You know, after my last rant I was thinking more about this annoying thing I see a lot on the interblogs where they love to predict the imminent demise of print publications. Part of it stems from that fact that apparently so many bloggers see no difference between an untrained blogger spouting off (like me) and someone who’s trained in journalism working for a salary. There’s clearly room for both and each one has its strengths and weaknesses, but to believe that professional journalism is dead thanks to the citizen journalist brigade and a few mildly successful blog networks seems the height of silliness.

But beyond that there’s a lot of mockery about how slow these companies are to adapt to the new technologies. Every blogger has this bloggergiven understanding of everything it takes to run a print publication and knows the obvious answers to all print publications problems. Open up the content. Make it free. Blog more. Subscriptions are for losers put more ads on the pages. Add in some social networking. Why’d you add in social networking, your system sucks.

Here’s the thing. They all seem to know the answer, yet who in web2.0 is making all this mad money? What is TechCrunch’s revenue? What is Gawker Media’s revenue? Flickr’s? What is the size of their organizations? The answer is that people don’t know exactly what to do. They don’t know how to monetize things. That’s why there was that kerfuffle sometime ago when Federated Media decided to get creative with their advertising and started to mix editorial in.

And these are the companies who live and die by the web. Even they are still experimenting and trying to figure things out. It’s really easy to have a rockin’ business model when that model doesn’t have to involve making a profit. You send out your reporters to screw with people presentations at a trade show and then call it civil disobedience for a few extra page views. Awesome. Pay per page view seems to inspire more tabloid style reporting than journalistic reporting..

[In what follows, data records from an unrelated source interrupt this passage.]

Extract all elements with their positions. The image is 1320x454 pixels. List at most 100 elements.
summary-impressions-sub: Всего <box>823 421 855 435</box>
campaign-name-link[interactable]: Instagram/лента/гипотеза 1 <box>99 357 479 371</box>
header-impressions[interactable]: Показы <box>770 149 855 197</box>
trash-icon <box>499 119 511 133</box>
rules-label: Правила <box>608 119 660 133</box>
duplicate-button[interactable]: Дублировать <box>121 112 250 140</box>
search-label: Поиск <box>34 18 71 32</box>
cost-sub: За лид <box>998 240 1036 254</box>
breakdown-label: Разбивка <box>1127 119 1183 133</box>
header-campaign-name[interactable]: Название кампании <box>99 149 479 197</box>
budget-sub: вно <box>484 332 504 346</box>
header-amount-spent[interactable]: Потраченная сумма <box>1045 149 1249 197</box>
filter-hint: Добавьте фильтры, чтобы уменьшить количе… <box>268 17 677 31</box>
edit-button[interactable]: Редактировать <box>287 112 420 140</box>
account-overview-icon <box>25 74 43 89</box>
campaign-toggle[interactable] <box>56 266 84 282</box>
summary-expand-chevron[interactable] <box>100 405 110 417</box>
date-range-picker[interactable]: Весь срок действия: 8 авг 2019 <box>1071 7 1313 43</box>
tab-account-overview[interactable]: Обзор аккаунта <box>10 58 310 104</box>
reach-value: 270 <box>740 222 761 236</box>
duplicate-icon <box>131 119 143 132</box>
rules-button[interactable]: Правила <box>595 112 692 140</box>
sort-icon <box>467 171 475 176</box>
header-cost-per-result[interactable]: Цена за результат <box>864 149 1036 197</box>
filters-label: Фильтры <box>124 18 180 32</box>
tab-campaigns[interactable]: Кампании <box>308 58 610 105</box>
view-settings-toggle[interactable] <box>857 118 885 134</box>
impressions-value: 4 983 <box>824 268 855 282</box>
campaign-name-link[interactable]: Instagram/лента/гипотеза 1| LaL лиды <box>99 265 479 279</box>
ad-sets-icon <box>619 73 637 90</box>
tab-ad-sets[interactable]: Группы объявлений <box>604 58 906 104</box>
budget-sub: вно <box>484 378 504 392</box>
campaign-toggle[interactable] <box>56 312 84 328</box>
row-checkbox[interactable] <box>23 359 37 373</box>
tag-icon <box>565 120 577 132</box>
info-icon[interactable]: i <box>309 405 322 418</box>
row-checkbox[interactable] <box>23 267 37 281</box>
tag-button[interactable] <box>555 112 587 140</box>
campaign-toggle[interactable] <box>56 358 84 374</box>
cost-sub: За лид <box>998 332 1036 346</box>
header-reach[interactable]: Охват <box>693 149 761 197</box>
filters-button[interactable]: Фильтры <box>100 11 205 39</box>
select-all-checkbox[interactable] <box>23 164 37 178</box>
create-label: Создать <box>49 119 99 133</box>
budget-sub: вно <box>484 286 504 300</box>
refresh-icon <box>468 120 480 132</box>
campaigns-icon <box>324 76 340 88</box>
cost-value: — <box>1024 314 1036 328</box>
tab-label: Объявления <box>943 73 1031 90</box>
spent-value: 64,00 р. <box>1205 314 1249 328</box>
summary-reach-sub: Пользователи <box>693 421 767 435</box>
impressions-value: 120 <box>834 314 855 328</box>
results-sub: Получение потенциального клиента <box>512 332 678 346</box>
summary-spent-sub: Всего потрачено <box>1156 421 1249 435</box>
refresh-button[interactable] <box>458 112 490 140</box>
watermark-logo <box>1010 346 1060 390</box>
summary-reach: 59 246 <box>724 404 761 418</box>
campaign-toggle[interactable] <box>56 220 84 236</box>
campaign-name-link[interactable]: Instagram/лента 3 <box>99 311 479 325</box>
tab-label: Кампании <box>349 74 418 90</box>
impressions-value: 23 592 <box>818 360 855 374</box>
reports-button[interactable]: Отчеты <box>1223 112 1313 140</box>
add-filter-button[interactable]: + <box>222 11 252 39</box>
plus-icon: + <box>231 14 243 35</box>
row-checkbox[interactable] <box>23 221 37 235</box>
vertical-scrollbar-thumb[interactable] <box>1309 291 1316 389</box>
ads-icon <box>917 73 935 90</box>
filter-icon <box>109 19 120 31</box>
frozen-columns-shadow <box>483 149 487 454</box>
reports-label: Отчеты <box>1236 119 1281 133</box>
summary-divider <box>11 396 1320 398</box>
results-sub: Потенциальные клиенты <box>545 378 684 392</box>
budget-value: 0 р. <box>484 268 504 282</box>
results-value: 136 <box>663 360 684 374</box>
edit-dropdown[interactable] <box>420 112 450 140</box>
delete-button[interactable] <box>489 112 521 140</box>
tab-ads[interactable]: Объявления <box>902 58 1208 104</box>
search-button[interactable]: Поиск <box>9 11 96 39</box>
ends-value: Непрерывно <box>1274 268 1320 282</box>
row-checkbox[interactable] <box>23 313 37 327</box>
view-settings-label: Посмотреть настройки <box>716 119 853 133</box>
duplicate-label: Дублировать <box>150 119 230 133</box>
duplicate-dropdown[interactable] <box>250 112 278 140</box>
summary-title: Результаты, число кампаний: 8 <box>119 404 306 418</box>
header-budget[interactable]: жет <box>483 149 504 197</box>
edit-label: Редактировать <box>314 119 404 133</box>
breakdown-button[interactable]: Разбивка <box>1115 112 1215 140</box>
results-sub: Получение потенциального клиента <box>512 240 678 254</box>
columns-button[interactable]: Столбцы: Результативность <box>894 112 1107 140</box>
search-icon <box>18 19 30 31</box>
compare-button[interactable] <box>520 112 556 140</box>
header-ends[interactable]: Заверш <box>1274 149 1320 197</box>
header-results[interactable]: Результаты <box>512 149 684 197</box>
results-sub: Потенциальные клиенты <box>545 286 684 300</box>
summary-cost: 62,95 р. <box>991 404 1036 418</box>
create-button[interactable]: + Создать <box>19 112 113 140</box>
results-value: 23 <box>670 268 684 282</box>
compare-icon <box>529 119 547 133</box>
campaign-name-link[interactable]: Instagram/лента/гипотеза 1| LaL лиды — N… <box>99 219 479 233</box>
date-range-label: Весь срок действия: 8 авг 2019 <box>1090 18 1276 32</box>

Sure there’s probably a lot that print media needs to savvy up to but the bottom line is that they have a huge income stream that they need to defend. They have gigantic infrastructure which means a lot of ongoing costs that the web doesn’t know anything about. I’ve seen web companies who live and die by online advertising hem and haw at making tiny changes to the design of their website for fear of SEO repercussions. How much more worrisome must it be to modify your whole business model? To decide to trade existing revenue (declining as it may be) for the hope of making more money in something totally different?

So the pace of change at these companies may be glacial but they are changing. And while I’d sure love to see a little more risk taking at these institutions, the bottom line is that they need to be careful. Just like every large company needs to be careful in how they move - they’ve got a hell of a lot of bills to pay every month. They’ve got one hell of a lot of money coming in every month and they can’t just cannibalize that money in the hopes that the prevailing wisdom is actually correct. I’m sure the blogoweb will continue saying that that quaint industry, print media, is dead, long live the blogoweb. Just like they said that Microsoft was dead. But I suspect that that is actually very far from the truth.